That there are problems with the UK electric car public charging infrastructure today isn’t in doubt.

You can’t deny the photos of queues of cars waiting to charge, or the statistics on broken chargers, or the cost of charging versus fossil fuel and more.

None of those things is acceptable, and they are all underpinned by the fact that the original mandate to switch off combustion-engined new car sales was issued without a hint of a plan of how to achieve it.

But there are aspects to the browbeaten narrative that are troubling: it takes no account of the huge investment going into improving the situation, or the numerous examples of new charging points opening, or the thousands of positive customer experiences each day.

It won’t make headlines or suit the negative agendas, but the truth is that for the vast majority who’ve made the switch, it’s going well; for a tiny minority, it is not.
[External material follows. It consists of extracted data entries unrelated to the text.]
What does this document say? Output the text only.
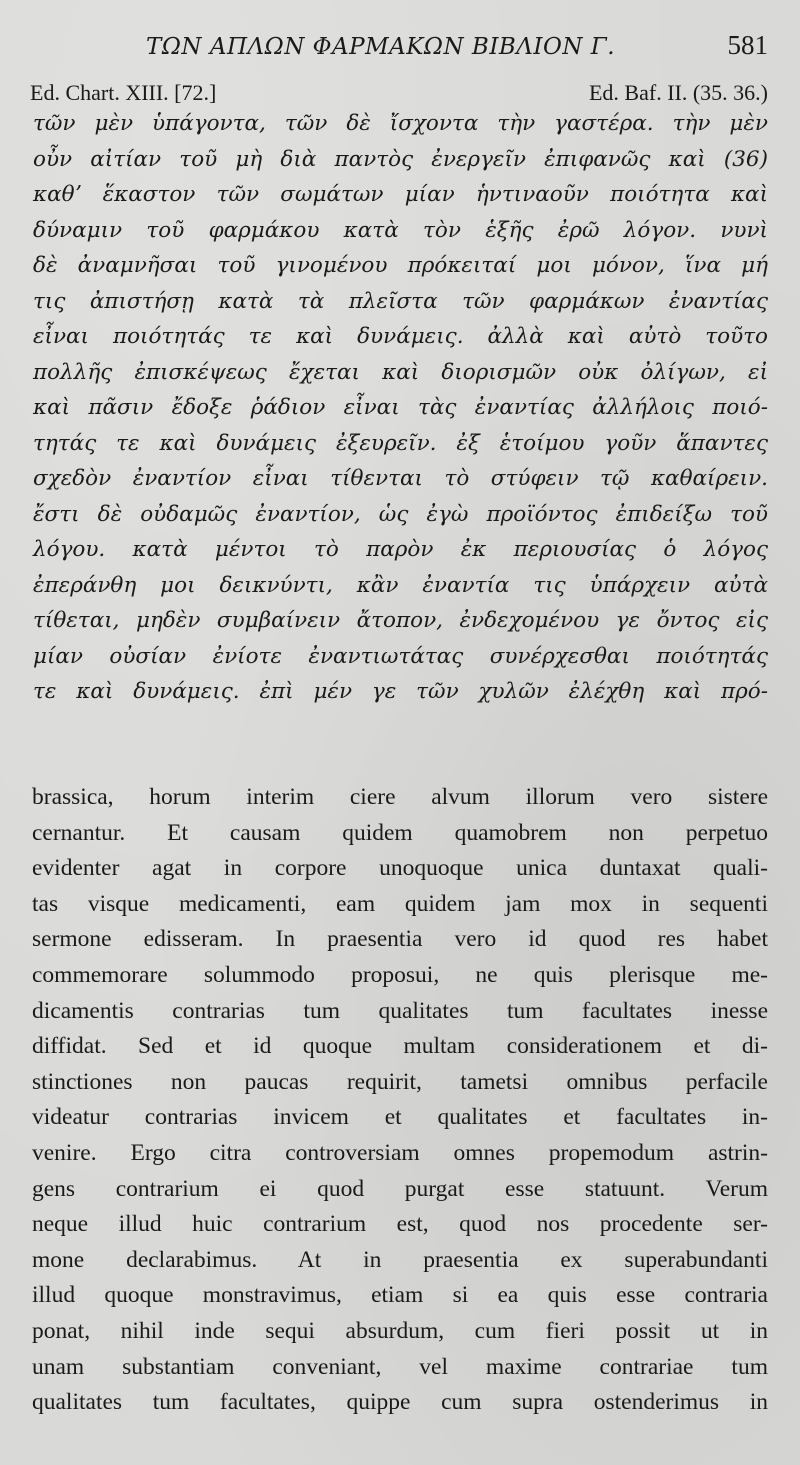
ΤΩΝ ΑΠΛΩΝ ΦΑΡΜΑΚΩΝ ΒΙΒΛΙΟΝ Γ.	581
Ed. Chart. XIII. [72.]	Ed. Baf. II. (35. 36.)
τῶν μὲν ὑπάγοντα, τῶν δὲ ἴσχοντα τὴν γαστέρα. τὴν μὲν
οὖν αἰτίαν τοῦ μὴ διὰ παντὸς ἐνεργεῖν ἐπιφανῶς καὶ (36)
καθʼ ἕκαστον τῶν σωμάτων μίαν ἡντιναοῦν ποιότητα καὶ
δύναμιν τοῦ φαρμάκου κατὰ τὸν ἑξῆς ἐρῶ λόγον. νυνὶ
δὲ ἀναμνῆσαι τοῦ γινομένου πρόκειταί μοι μόνον, ἵνα μή
τις ἀπιστήσῃ κατὰ τὰ πλεῖστα τῶν φαρμάκων ἐναντίας
εἶναι ποιότητάς τε καὶ δυνάμεις. ἀλλὰ καὶ αὐτὸ τοῦτο
πολλῆς ἐπισκέψεως ἔχεται καὶ διορισμῶν οὐκ ὀλίγων, εἰ
καὶ πᾶσιν ἔδοξε ῥάδιον εἶναι τὰς ἐναντίας ἀλλήλοις ποιό-
τητάς τε καὶ δυνάμεις ἐξευρεῖν. ἐξ ἑτοίμου γοῦν ἅπαντες
σχεδὸν ἐναντίον εἶναι τίθενται τὸ στύφειν τῷ καθαίρειν.
ἔστι δὲ οὐδαμῶς ἐναντίον, ὡς ἐγὼ προϊόντος ἐπιδείξω τοῦ
λόγου. κατὰ μέντοι τὸ παρὸν ἐκ περιουσίας ὁ λόγος
ἐπεράνθη μοι δεικνύντι, κἂν ἐναντία τις ὑπάρχειν αὐτὰ
τίθεται, μηδὲν συμβαίνειν ἄτοπον, ἐνδεχομένου γε ὄντος εἰς
μίαν οὐσίαν ἐνίοτε ἐναντιωτάτας συνέρχεσθαι ποιότητάς
τε καὶ δυνάμεις. ἐπὶ μέν γε τῶν χυλῶν ἐλέχθη καὶ πρό-
brassica, horum interim ciere alvum illorum vero sistere
cernantur. Et causam quidem quamobrem non perpetuo
evidenter agat in corpore unoquoque unica duntaxat quali-
tas visque medicamenti, eam quidem jam mox in sequenti
sermone edisseram. In praesentia vero id quod res habet
commemorare solummodo proposui, ne quis plerisque me-
dicamentis contrarias tum qualitates tum facultates inesse
diffidat. Sed et id quoque multam considerationem et di-
stinctiones non paucas requirit, tametsi omnibus perfacile
videatur contrarias invicem et qualitates et facultates in-
venire. Ergo citra controversiam omnes propemodum astrin-
gens contrarium ei quod purgat esse statuunt. Verum
neque illud huic contrarium est, quod nos procedente ser-
mone declarabimus. At in praesentia ex superabundanti
illud quoque monstravimus, etiam si ea quis esse contraria
ponat, nihil inde sequi absurdum, cum fieri possit ut in
unam substantiam conveniant, vel maxime contrariae tum
qualitates tum facultates, quippe cum supra ostenderimus in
Difficult and impossible are not the same thing and the question the key players now need to be clear on is whether they want it to happen or not. Rather than focusing on the problems, perhaps they’d be better served by enacting solutions.

The government? It seems far too preoccupied with the short term to plan ahead. Besides, it has the get-out-of-jail-free option to push 2030 to 2035 in the blink of a definition of what constitutes a hybrid. Whoever is in charge next, though, needs to get serious in forming a plan, not just on managing the transition but also the accompanying societal impacts as the cost of mobility almost certainly skyrockets.

Charging point operators? They’re taking the flak, but the truth is that by leaving investment to free market forces, the growth in electric car use was always going to have to come before the investment in charging infrastructure. Prove there’s profit and the charging points will come. But – and it’s a big one – someone also needs to recognise that not every charging point will be profitable quickly enough and that remote areas need coverage too.

The motor industry? Via its trade body, the SMMT, it has relentlessly highlighted the shortcomings of the charging infrastructure for 18 months or more. You might kindly say it is trying to pressure legislators into positive action, the short-term damage this is doing now aimed at protecting the longer-term prospects, but it must also acknowledge that its narrative threatens to undermine the entire process.